あのベルヌすらも欺くこの魔具は素晴らしい出来映えだな。
「え、まだ何の獣人さんか聞いてないのに····」
「アリー嬢、それ大事なのか」
「それ以外に彼女に何の魅力も感じません····」
「····ピューマ属だ」
2人はベルヌに気づかないままに、呑気な会話をしている。
その後ジルコの横にしゃがんで多分あの三角耳を揉み始めたようだが、まだ気づかない。
「もちろんシル様のお耳と尻尾の方が好ましいですよ」
「····それは····ありがとう」
何の気遣いかわからない気遣いでシルを困惑させていても気づかない。
しまいには追い剥ぎのようにジルコの外套を脱がし始めたみたいに見えるが、やはり気づいていない。
だがベルヌはジルコのように怒る素振りは見せない。
というよりも多分普通に呆れてるよな?
めちゃくちゃ小さくだがため息吐いてるぞ。
「おい、これはどういう事だ?」
大きくため息を吐くと顔をわざと険しくしてとうとう声をかけた。
一瞬ピタリと動きが止まったが、再び動き出す。
「おい、無視するな」
不機嫌そうな声にシルが妹を背に庇うと、やはり追い剥ぎを続行させている。
「いや、何してんのかそれとなく見えてるぞ。
神経図太すぎるだろう」
あれで隠れきったと思ってたのか?
やっぱり年相応なところは可愛らしいな。
この後セーフとアウトのどうしようもない攻防が始まったが、シルは困惑し、ベルヌは恐らく声からして呆れっぱなしだったと思う。

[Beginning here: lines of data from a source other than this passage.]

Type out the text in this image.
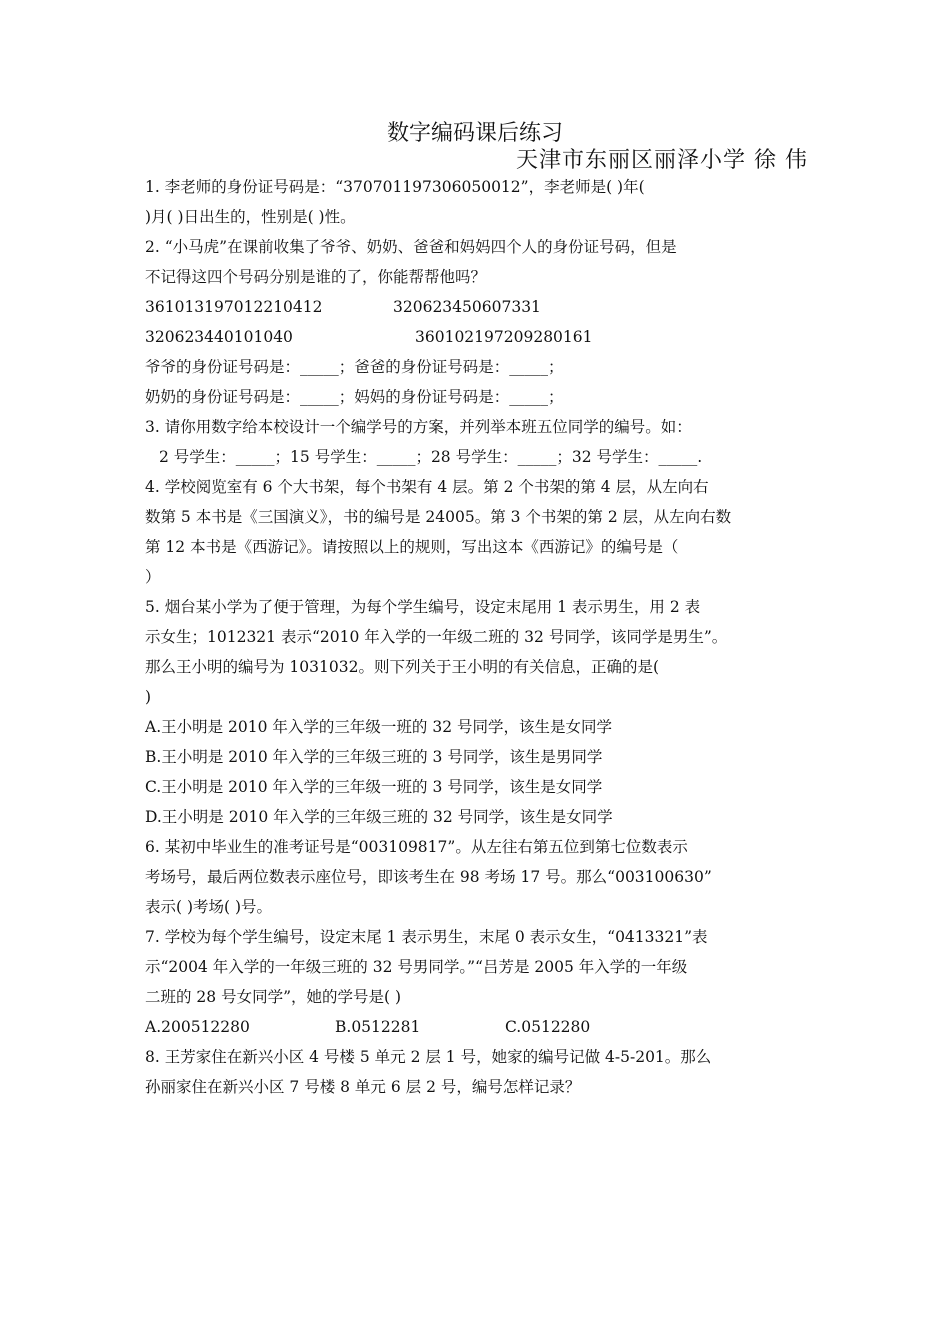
数字编码课后练习
天津市东丽区丽泽小学 徐 伟
1. 李老师的身份证号码是：“370701197306050012”，李老师是( )年(
)月( )日出生的，性别是( )性。
2. “小马虎”在课前收集了爷爷、奶奶、爸爸和妈妈四个人的身份证号码，但是
不记得这四个号码分别是谁的了，你能帮帮他吗？
361013197012210412	320623450607331
320623440101040	360102197209280161
爷爷的身份证号码是：_____；爸爸的身份证号码是：_____；
奶奶的身份证号码是：_____；妈妈的身份证号码是：_____；
3. 请你用数字给本校设计一个编学号的方案，并列举本班五位同学的编号。如：
2 号学生：_____；15 号学生：_____；28 号学生：_____；32 号学生：_____.
4. 学校阅览室有 6 个大书架，每个书架有 4 层。第 2 个书架的第 4 层，从左向右
数第 5 本书是《三国演义》，书的编号是 24005。第 3 个书架的第 2 层，从左向右数
第 12 本书是《西游记》。请按照以上的规则，写出这本《西游记》的编号是（
）
5. 烟台某小学为了便于管理，为每个学生编号，设定末尾用 1 表示男生，用 2 表
示女生；1012321 表示“2010 年入学的一年级二班的 32 号同学，该同学是男生”。
那么王小明的编号为 1031032。则下列关于王小明的有关信息，正确的是(
)
A.王小明是 2010 年入学的三年级一班的 32 号同学，该生是女同学
B.王小明是 2010 年入学的三年级三班的 3 号同学，该生是男同学
C.王小明是 2010 年入学的三年级一班的 3 号同学，该生是女同学
D.王小明是 2010 年入学的三年级三班的 32 号同学，该生是女同学
6. 某初中毕业生的准考证号是“003109817”。从左往右第五位到第七位数表示
考场号，最后两位数表示座位号，即该考生在 98 考场 17 号。那么“003100630”
表示( )考场( )号。
7. 学校为每个学生编号，设定末尾 1 表示男生，末尾 0 表示女生，“0413321”表
示“2004 年入学的一年级三班的 32 号男同学。”“吕芳是 2005 年入学的一年级
二班的 28 号女同学”，她的学号是( )
A.200512280	B.0512281	C.0512280
8. 王芳家住在新兴小区 4 号楼 5 单元 2 层 1 号，她家的编号记做 4-5-201。那么
孙丽家住在新兴小区 7 号楼 8 单元 6 层 2 号，编号怎样记录？
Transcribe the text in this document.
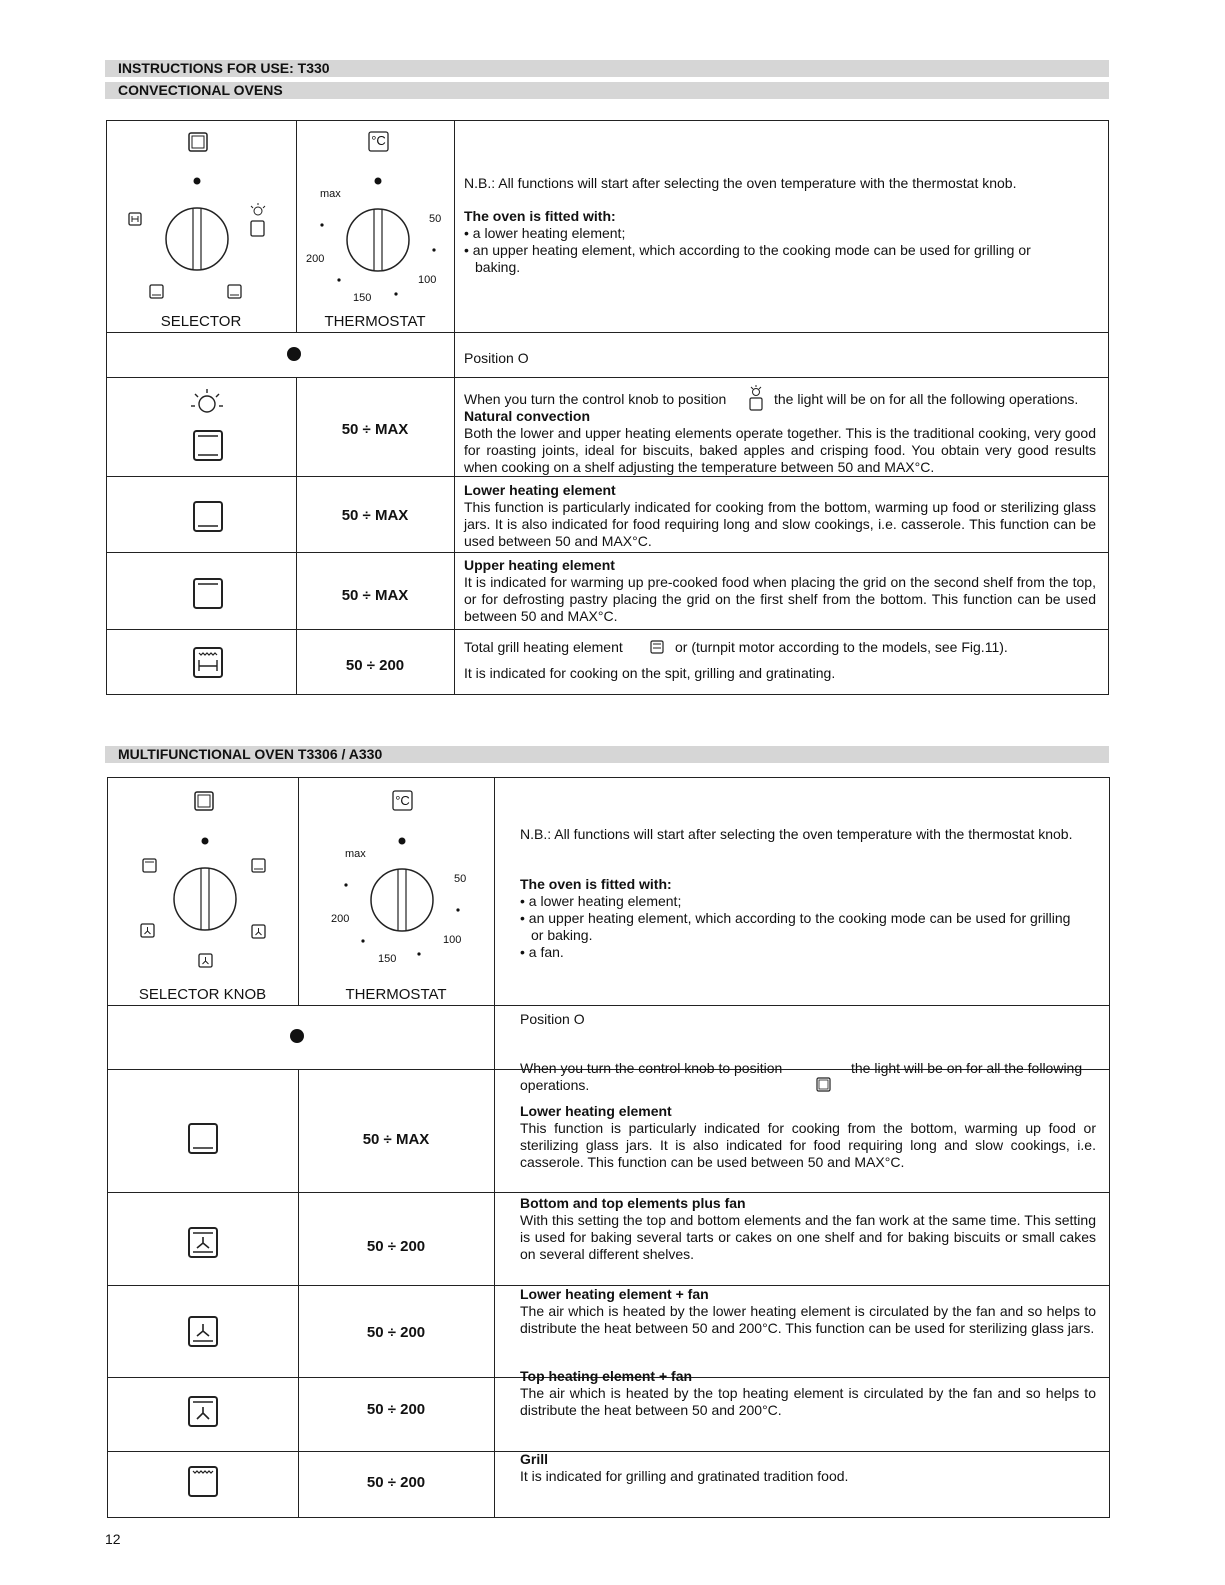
INSTRUCTIONS FOR USE: T330
CONVECTIONAL OVENS
SELECTOR
°C
max
50
200
100
150
THERMOSTAT
N.B.: All functions will start after selecting the oven temperature with the thermostat knob.
The oven is fitted with:
• a lower heating element;
• an upper heating element, which according to the cooking mode can be used for grilling or
baking.
Position O
50 ÷ MAX
When you turn the control knob to position	the light will be on for all the following operations.
Natural convection
Both the lower and upper heating elements operate together. This is the traditional cooking, very good for roasting joints, ideal for biscuits, baked apples and crisping food. You obtain very good results when cooking on a shelf adjusting the temperature between 50 and MAX°C.
50 ÷ MAX
Lower heating element
This function is particularly indicated for cooking from the bottom, warming up food or sterilizing glass jars. It is also indicated for food requiring long and slow cookings, i.e. casserole. This function can be used between 50 and MAX°C.
50 ÷ MAX
Upper heating element
It is indicated for warming up pre-cooked food when placing the grid on the second shelf from the top, or for defrosting pastry placing the grid on the first shelf from the bottom. This function can be used between 50 and MAX°C.
50 ÷ 200
Total grill heating element	or (turnpit motor according to the models, see Fig.11).
It is indicated for cooking on the spit, grilling and gratinating.
MULTIFUNCTIONAL OVEN T3306 / A330
SELECTOR KNOB
°C
max
50
200
100
150
THERMOSTAT
N.B.: All functions will start after selecting the oven temperature with the thermostat knob.
The oven is fitted with:
• a lower heating element;
• an upper heating element, which according to the cooking mode can be used for grilling
or baking.
• a fan.
Position O
When you turn the control knob to position	the light will be on for all the following
operations.
50 ÷ MAX
Lower heating element
This function is particularly indicated for cooking from the bottom, warming up food or sterilizing glass jars. It is also indicated for food requiring long and slow cookings, i.e. casserole. This function can be used between 50 and MAX°C.
50 ÷ 200
Bottom and top elements plus fan
With this setting the top and bottom elements and the fan work at the same time. This setting is used for baking several tarts or cakes on one shelf and for baking biscuits or small cakes on several different shelves.
50 ÷ 200
Lower heating element + fan
The air which is heated by the lower heating element is circulated by the fan and so helps to distribute the heat between 50 and 200°C. This function can be used for sterilizing glass jars.
50 ÷ 200
Top heating element + fan
The air which is heated by the top heating element is circulated by the fan and so helps to distribute the heat between 50 and 200°C.
50 ÷ 200
Grill
It is indicated for grilling and gratinated tradition food.
12
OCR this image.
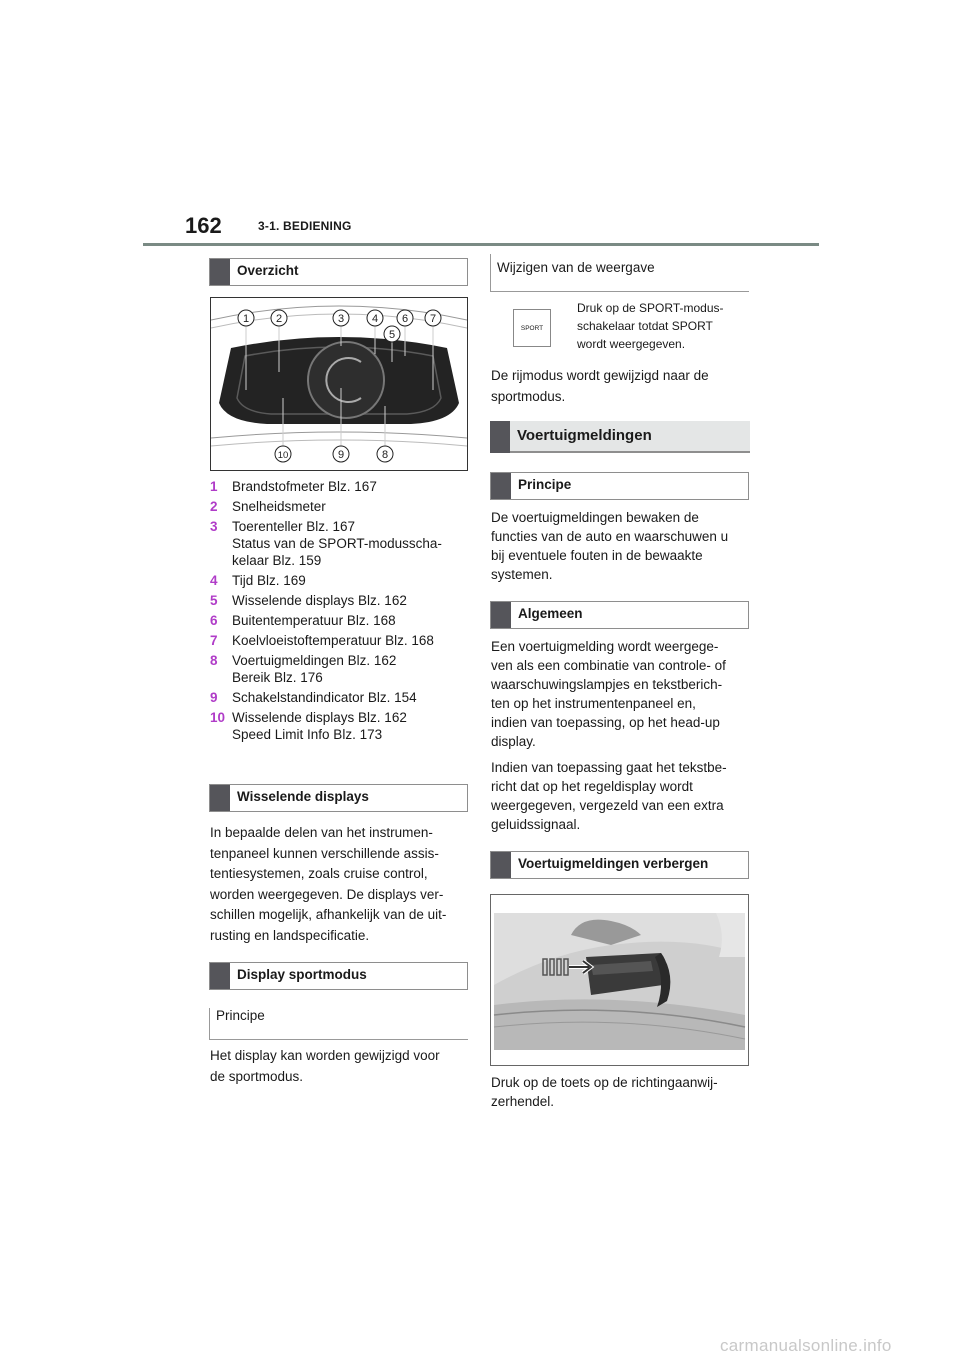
162	3-1. BEDIENING
Overzicht
1 2	3	4 6 7
5
10	9	8
1	Brandstofmeter Blz. 167
2	Snelheidsmeter
3	Toerenteller Blz. 167
Status van de SPORT-modusscha-
kelaar Blz. 159
4	Tijd Blz. 169
5	Wisselende displays Blz. 162
6	Buitentemperatuur Blz. 168
7	Koelvloeistoftemperatuur Blz. 168
8	Voertuigmeldingen Blz. 162
Bereik Blz. 176
9	Schakelstandindicator Blz. 154
10 Wisselende displays Blz. 162
Speed Limit Info Blz. 173
Wisselende displays
In bepaalde delen van het instrumen-
tenpaneel kunnen verschillende assis-
tentiesystemen, zoals cruise control,
worden weergegeven. De displays ver-
schillen mogelijk, afhankelijk van de uit-
rusting en landspecificatie.
Display sportmodus
Principe
Het display kan worden gewijzigd voor
de sportmodus.
Wijzigen van de weergave
SPORT
Druk op de SPORT-modus-
schakelaar totdat SPORT
wordt weergegeven.
De rijmodus wordt gewijzigd naar de
sportmodus.
Voertuigmeldingen
Principe
De voertuigmeldingen bewaken de
functies van de auto en waarschuwen u
bij eventuele fouten in de bewaakte
systemen.
Algemeen
Een voertuigmelding wordt weergege-
ven als een combinatie van controle- of
waarschuwingslampjes en tekstberich-
ten op het instrumentenpaneel en,
indien van toepassing, op het head-up
display.
Indien van toepassing gaat het tekstbe-
richt dat op het regeldisplay wordt
weergegeven, vergezeld van een extra
geluidssignaal.
Voertuigmeldingen verbergen
Druk op de toets op de richtingaanwij-
zerhendel.
carmanualsonline.info
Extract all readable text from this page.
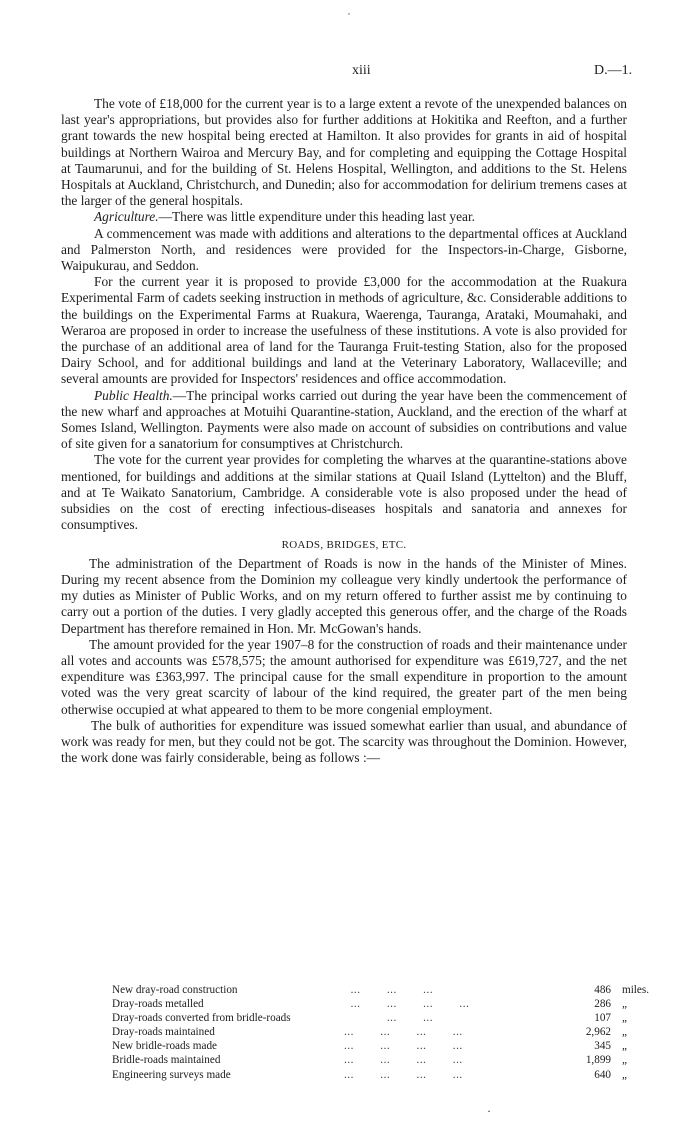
˙
xiii	D.—1.

The vote of £18,000 for the current year is to a large extent a revote of the unexpended balances on last year's appropriations, but provides also for further additions at Hokitika and Reefton, and a further grant towards the new hospital being erected at Hamilton. It also provides for grants in aid of hospital buildings at Northern Wairoa and Mercury Bay, and for completing and equipping the Cottage Hospital at Taumarunui, and for the building of St. Helens Hospital, Wellington, and additions to the St. Helens Hospitals at Auckland, Christchurch, and Dunedin; also for accommodation for delirium tremens cases at the larger of the general hospitals.

Agriculture.—There was little expenditure under this heading last year.

A commencement was made with additions and alterations to the departmental offices at Auckland and Palmerston North, and residences were provided for the Inspectors-in-Charge, Gisborne, Waipukurau, and Seddon.

For the current year it is proposed to provide £3,000 for the accommodation at the Ruakura Experimental Farm of cadets seeking instruction in methods of agriculture, &c. Considerable additions to the buildings on the Experimental Farms at Ruakura, Waerenga, Tauranga, Arataki, Moumahaki, and Weraroa are proposed in order to increase the usefulness of these institutions. A vote is also provided for the purchase of an additional area of land for the Tauranga Fruit-testing Station, also for the proposed Dairy School, and for additional buildings and land at the Veterinary Laboratory, Wallaceville; and several amounts are provided for Inspectors' residences and office accommodation.

Public Health.—The principal works carried out during the year have been the commencement of the new wharf and approaches at Motuihi Quarantine-station, Auckland, and the erection of the wharf at Somes Island, Wellington. Payments were also made on account of subsidies on contributions and value of site given for a sanatorium for consumptives at Christchurch.

The vote for the current year provides for completing the wharves at the quarantine-stations above mentioned, for buildings and additions at the similar stations at Quail Island (Lyttelton) and the Bluff, and at Te Waikato Sanatorium, Cambridge. A considerable vote is also proposed under the head of subsidies on the cost of erecting infectious-diseases hospitals and sanatoria and annexes for consumptives.

ROADS, BRIDGES, ETC.

The administration of the Department of Roads is now in the hands of the Minister of Mines. During my recent absence from the Dominion my colleague very kindly undertook the performance of my duties as Minister of Public Works, and on my return offered to further assist me by continuing to carry out a portion of the duties. I very gladly accepted this generous offer, and the charge of the Roads Department has therefore remained in Hon. Mr. McGowan's hands.

The amount provided for the year 1907–8 for the construction of roads and their maintenance under all votes and accounts was £578,575; the amount authorised for expenditure was £619,727, and the net expenditure was £363,997. The principal cause for the small expenditure in proportion to the amount voted was the very great scarcity of labour of the kind required, the greater part of the men being otherwise occupied at what appeared to them to be more congenial employment.

The bulk of authorities for expenditure was issued somewhat earlier than usual, and abundance of work was ready for men, but they could not be got. The scarcity was throughout the Dominion. However, the work done was fairly considerable, being as follows :—

New dray-road construction	...        ...        ...	486 miles.
Dray-roads metalled	...        ...        ...        ...	286 „
Dray-roads converted from bridle-roads	...        ...	107 „
Dray-roads maintained	...        ...        ...        ...	2,962 „
New bridle-roads made	...        ...        ...        ...	345 „
Bridle-roads maintained	...        ...        ...        ...	1,899 „
Engineering surveys made	...        ...        ...        ...	640 „
·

その後は俺が妹のケープを取り上げて具合の悪い2人を見捨てて逃げた最低野郎だと思ったらしいベルヌが怒りをちらつかせる。
けれど結果だけ見ればそうなってしまう。
俺だってこの状況には憤りを感じているくらいだ。
かつて自分の護衛を務めた剣の師匠とも言える彼の言葉を甘んじて受けるしかない。